Bcg: l’innovazione è la chiave per resistere agli shock globali
L’innovazione resta la leva che fa la differenza in tempi di incertezza economica e geopolitica. A confermarlo è la nuova edizione dello studio annuale Most Innovative Companies di Boston Consulting Group (Bcg), dal titolo eloquente: In Disruptive Times, the Resilient Win.
Il messaggio è chiaro: dal 2005 i “campioni dell’innovazione” hanno registrato un vantaggio medio di 2,4 punti percentuali annui in termini di “total shareholder return” rispetto al mercato globale. Durante la grande recessione il gap è salito a 14 punti, arrivando addirittura a 24 nel primo anno della pandemia.
Eppure, la capacità delle imprese di restare innovative sembra in calo. Tra il 2021 e il 2024, la quota di dirigenti convinti di operare in aziende davvero innovative è crollata di 24 punti percentuali.

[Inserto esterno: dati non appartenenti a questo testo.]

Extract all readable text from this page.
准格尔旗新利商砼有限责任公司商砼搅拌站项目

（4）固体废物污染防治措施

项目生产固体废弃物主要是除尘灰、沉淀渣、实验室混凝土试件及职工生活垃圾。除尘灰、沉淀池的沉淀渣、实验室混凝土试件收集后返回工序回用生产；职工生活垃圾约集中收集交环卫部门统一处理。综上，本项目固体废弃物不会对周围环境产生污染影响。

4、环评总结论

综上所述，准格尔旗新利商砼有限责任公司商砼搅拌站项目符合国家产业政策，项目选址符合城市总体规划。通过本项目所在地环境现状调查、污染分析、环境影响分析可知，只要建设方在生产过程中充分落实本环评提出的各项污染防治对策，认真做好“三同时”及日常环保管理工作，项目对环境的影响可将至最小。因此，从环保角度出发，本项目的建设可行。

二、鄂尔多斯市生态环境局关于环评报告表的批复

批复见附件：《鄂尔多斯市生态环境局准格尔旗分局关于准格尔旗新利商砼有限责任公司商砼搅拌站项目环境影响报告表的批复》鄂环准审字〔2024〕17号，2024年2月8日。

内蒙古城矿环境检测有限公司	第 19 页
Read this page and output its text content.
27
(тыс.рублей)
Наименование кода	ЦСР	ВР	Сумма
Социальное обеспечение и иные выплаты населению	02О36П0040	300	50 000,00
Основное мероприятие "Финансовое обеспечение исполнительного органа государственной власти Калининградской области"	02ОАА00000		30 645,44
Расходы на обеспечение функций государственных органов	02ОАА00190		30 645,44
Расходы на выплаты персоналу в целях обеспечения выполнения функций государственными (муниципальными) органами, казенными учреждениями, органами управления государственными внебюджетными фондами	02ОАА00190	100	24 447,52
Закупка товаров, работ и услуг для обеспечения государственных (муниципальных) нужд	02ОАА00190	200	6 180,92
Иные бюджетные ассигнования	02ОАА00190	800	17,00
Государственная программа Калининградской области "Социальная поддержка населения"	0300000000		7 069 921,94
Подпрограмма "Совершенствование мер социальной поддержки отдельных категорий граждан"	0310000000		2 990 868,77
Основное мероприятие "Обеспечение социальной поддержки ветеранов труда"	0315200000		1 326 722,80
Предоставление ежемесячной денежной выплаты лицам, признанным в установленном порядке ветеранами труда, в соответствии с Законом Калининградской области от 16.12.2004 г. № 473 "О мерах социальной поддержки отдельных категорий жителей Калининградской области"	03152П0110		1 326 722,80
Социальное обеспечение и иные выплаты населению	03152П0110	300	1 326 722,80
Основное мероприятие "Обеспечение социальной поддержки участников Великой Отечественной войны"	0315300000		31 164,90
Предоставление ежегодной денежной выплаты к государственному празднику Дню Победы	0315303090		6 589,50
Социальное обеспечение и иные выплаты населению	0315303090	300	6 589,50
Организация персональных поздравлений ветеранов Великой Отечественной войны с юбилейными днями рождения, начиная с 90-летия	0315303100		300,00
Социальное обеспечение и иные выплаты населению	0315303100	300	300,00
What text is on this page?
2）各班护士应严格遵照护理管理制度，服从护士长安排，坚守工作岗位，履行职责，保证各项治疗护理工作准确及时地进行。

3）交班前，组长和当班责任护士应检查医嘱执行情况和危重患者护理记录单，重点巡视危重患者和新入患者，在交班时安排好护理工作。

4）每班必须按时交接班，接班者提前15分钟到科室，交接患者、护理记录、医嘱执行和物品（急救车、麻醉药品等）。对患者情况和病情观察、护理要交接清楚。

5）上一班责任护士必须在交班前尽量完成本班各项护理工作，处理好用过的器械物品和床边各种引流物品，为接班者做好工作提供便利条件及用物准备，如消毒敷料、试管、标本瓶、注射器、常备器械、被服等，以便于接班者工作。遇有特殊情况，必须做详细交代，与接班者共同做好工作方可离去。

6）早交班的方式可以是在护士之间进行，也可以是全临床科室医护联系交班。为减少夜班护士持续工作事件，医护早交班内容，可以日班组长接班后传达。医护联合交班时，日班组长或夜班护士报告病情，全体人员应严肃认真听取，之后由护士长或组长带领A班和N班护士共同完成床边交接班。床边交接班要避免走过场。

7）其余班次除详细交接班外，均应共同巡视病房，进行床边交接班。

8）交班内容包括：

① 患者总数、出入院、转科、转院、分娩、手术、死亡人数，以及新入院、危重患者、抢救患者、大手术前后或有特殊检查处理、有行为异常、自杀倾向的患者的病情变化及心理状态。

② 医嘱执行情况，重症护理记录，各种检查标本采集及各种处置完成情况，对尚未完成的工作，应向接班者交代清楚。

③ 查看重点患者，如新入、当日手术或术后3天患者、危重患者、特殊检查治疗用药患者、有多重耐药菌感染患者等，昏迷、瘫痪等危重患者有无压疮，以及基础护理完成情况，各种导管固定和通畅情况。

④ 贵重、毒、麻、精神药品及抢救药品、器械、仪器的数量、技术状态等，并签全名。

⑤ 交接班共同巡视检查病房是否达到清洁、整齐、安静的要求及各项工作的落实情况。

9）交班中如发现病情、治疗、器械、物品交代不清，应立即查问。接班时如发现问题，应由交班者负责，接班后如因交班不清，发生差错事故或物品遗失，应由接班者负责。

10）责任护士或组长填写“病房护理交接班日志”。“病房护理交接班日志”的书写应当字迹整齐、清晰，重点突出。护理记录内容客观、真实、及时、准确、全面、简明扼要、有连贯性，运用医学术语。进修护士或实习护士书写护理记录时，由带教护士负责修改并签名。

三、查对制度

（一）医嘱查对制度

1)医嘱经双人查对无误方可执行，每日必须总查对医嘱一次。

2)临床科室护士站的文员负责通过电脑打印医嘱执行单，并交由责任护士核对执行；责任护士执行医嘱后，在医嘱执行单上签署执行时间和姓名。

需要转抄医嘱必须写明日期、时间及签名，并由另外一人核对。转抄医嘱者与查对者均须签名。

Ancora più allarmante il dato del benchmark Bcg Innovation to Impact: nel 2021 il 20% delle imprese era pronto a tradurre ambizioni in risultati, nel 2024 la percentuale è scesa a un misero 3%.
Il ranking delle 50 aziende più innovative al mondo è diventato sempre più competitivo e fluido. Solo il 14% delle imprese comparse dal 2005 al 2023 è riuscito a ottenere lo status di serial innovator (almeno 10 presenze) e appena il 3% si è confermato ogni anno.

La mappa geografica è cambiata radicalmente. La Cina, assente nel 2005, nel 2023 conta otto aziende tra le prime 50, pari al 16% del totale, con due nella top 10. Dal 2009 a oggi tredici imprese cinesi hanno fatto il loro ingresso, con Huawei unico serial innovator ma con un consolidamento sempre più evidente.
Il Nord America, pur scendendo da tre quarti delle posizioni nel 2007 a circa la metà nel 2023, mantiene il primato per continuità: due terzi delle aziende statunitensi classificate sono serial innovator. Non mancano i casi emblematici: Walmart, che durante la crisi del 2009 ha riformulato prodotti e packaging incrementando le vendite del 3,2%, o Pfizer, che con l’acquisizione di Wyeth nello stesso anno ha accelerato la trasformazione in colosso biopharma.
L’Europa conserva un ruolo importante, con il 31% delle aziende entrate in classifica negli ultimi vent’anni. Ma la sua presenza è più frammentata: il 36% delle imprese è comparso una sola volta, percentuale record a livello globale. Zara (Spagna) rappresenta un esempio virtuoso: nel 2021 ha registrato un +77% nelle vendite online grazie a una supply chain flessibile e ha persino messo a disposizione la propria logistica per distribuire forniture mediche nei primi mesi della pandemia. Tra i pochi serial innovator europei spiccano Bmw, Daimler, Siemens (Germania) e Philips (Olanda).

Il divario tecnologico resta evidente: solo il 9% delle aziende europee classificate opera nell’hardware o nel software, contro il 18% nordamericano e il 31% cinese. E la scalata alla top 10 è stata un’impresa rara: appena il 4% delle imprese europee ce l’ha fatta.
Un fattore trasversale emerge con forza: la maturità digitale. Le aziende presenti da più di un decennio parlano di innovazione digitale nelle earnings call quasi quattro volte più della media. E nel 2024 oltre l’80% degli investimenti di venture capital si è riversato su intelligenza artificiale e GenAI. Non sorprende che Microsoft, grazie agli agenti AI che generano già il 30% del codice, si trovi in posizione privilegiata. O che Nintendo, in Giappone, abbia rinnovato il proprio modello di business introducendo AI per grafica e riconoscimento facciale nelle console.
Per affrontare i prossimi anni, Bcg individua quattro priorità: ridefinire l’ambizione innovativa in base ai nuovi mercati; ribilanciare il portafoglio progetti; ripensare la gestione dei talenti in un mondo frammentato; e rivedere la geografia dei centri di innovazione, puntando su aree a maggiore potenziale di crescita.